2) Authentication at an untrusted location, such as a workplace at home or in a public place, or via an untrusted network, requires a possession identifier in addition to the knowledge characteristic.
3) Personal data that is sent over the company’s own secured network is preferably encrypted; outside your own secured network, such as the internet, they are always encrypted. This also applies to portable media.
4) Services that process or offer personal data cannot be accessed without authorization and authentication, for example through the use of certificates.
5) Physical and logical measures shield the processing of personal data, for example by placing servers in closed rooms and ‘hardening’ systems / components.
6) Access to personal data by
7) system administrators are recorded (time and user are logged).
8) Access and use are recorded (time, user, process, and result are logged). In addition to the measures for ‘normal’ personal data, the following measures for special personal data are generally considered appropriate:
9) In addition to the knowledge characteristic, authentication always also takes place on the basis of a possession characteristic.
10) Special personal data are encrypted, even if they are sent over the company’s own secured network.
Openness principle
The Openness principle requires organizations to be open and transparent when dealing with personal data. We do not see how the application of Privacy by Design can help improve openness. The other way around: if organizations are effective in Privacy by Design, this can be used in communications (such as policy, presentations) so that one can distinguish oneself as a responsible organization and gain trust.
Individual Participation principle
The Individual Participation principle requires options to be able to comply with inspection, correction and change requirements. An organization must be able to check within its own information provision which data of a person is known and to adjust and delete them where necessary.

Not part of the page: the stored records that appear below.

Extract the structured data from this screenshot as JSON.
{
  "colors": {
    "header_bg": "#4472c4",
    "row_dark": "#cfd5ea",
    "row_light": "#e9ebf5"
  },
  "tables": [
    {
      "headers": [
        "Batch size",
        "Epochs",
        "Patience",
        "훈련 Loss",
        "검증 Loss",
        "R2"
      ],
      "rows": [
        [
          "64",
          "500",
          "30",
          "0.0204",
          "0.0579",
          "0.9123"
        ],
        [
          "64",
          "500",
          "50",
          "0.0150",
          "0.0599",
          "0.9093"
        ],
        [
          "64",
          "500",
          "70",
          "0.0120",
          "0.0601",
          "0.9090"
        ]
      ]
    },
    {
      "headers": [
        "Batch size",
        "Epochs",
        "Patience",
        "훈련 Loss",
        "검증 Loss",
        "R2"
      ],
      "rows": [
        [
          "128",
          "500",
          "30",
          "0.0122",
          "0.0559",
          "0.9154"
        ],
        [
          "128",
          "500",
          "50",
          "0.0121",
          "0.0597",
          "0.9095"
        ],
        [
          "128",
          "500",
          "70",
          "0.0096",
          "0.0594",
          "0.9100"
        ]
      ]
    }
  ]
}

If data needs to be modified, the data must not only be modified in the authentic source (the aforementioned single point of truth), but also in its derived copies. When using the right of erasure, the same applies in part: the data is erased in the authentic source and in derived copies. In addition, the deletion must be permanent. This in itself makes sense, were it not for the fact that in databases sometimes an entry cannot be deleted, but at most it is marked as “inactive”.
The fact that the rights of individuals must be able to be exercised in an information system must be translated into a functional requirement and (preferably) also tested upon delivery.
Accountability principle
According to the Accountability principle, the controller must ensure that all principles are met. In the case of Privacy by Design, this should mean that a delivery test must establish that all principles have been adequately followed. This could, for example, be in the form of a contribution to the acceptance test activities by an involved privacy advisor.
Privacy by Design is more than encryption or anonymization. Privacy by Design requires a structured approach, in which sensible use is made of personal information based on business process analysis. This makes Privacy by Design mainly a profession for business experts, information analysts and process architects.